Papo na Fogueira – A Fogueira Que Não Veio (Julho)
Julho começou gelado. E dessa vez, o frio também acendeu silêncios.
1. Introdução
Nova fogueira vazia. Julho se iniciou extremamente frio — e esta frieza não se encontra apenas no clima. O número de imprevistos da vida adulta tem crescido e, com isso, nossos encontros ao redor da fogueira acabaram entrando numa pausa involuntária.
Costumo chamar pausas assim de pausas da sorte. Minha mente anda extremamente pesada nesses últimos dias, e acredito que, se a reunião tivesse ocorrido, eu teria sido uma presença com pouca contribuição às nossas questões filosóficas. O cansaço mental tem sido profundo, a ponto de me fazer duvidar se consigo realmente organizar meus próprios pensamentos.
2. Julho, perdas e silêncio
Junho é, para mim, um mês marcado por perdas. E neste ano não foi diferente. Há uma pergunta recorrente que me persegue nesses momentos: “Qual é o meu lugar na vida das pessoas?” — e ainda que seja uma pergunta difícil, ela insiste em bater à porta nos períodos de dor emocional.
Bauman nos fala sobre a sociedade líquida e descartável das redes sociais, onde afastar-se de alguém se tornou tão simples quanto um clique. Já me aconteceu isso milhares de vezes. E, ainda assim, é engraçado perceber o quanto ainda me incomoda. Como pessoas que não deveriam ter mais relevância emocional ainda conseguem me atingir?
“Às vezes me pergunto por que perdi minutos preciosos da minha existência com pessoas que só me drenaram.”
Não estou falando da fogueira. Esse tipo de relação é outra coisa. Aqui, a vida vale mais a pena. As conversas são edificantes. Aqui não existe liquidez — existe permanência.
3. A terça que virou ritual
Apesar da ausência de fogo e vozes, mantive meu ritual. As terças-feiras tornaram-se um momento sagrado de introspecção. Mesmo quando estou sozinho, a terça é dia de parar. De lembrar o que foi a semana. De pesar ônus e bônus, revezes e vitórias.

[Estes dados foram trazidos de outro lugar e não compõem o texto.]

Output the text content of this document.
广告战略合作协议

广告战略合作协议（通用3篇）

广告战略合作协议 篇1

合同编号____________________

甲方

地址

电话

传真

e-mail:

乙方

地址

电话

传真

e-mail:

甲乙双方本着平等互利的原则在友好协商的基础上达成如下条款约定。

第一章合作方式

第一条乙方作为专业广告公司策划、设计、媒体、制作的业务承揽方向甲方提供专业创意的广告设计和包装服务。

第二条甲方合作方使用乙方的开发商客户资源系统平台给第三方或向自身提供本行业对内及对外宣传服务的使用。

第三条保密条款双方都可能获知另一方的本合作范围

É estranho como, mesmo ausentes, Alexandre e André permanecem. Consigo imaginar as perguntas que fariam, os comentários que soltariam, os olhares que lançariam para as entrelinhas que, sozinho, talvez eu não enxergasse. A fogueira não aconteceu, mas a terça ainda existiu. E foi de pensamento.
“Semanalizar a vida foi uma das dádivas que o fogo me deu. E mesmo sozinho, continuo voltando para essa clareira invisível.”
4. Conclusão
Hoje, a fogueira não acendeu. E talvez tenha sido melhor assim. Não por desistência, mas por respeito. À pausa. À mente. Ao frio que vem de fora — e o que vem de dentro. Na próxima terça, voltaremos. E talvez, com o coração um pouco mais aquecido, eu consiga compartilhar não apenas silêncios, mas novas reflexões.
Que essa ausência também seja parte do ritual.
Publicado como parte da série “Papo na Fogueira”, uma tradição semanal de conversas filosóficas, pausas necessárias e reflexões ao redor do fogo — mesmo quando ele não acende.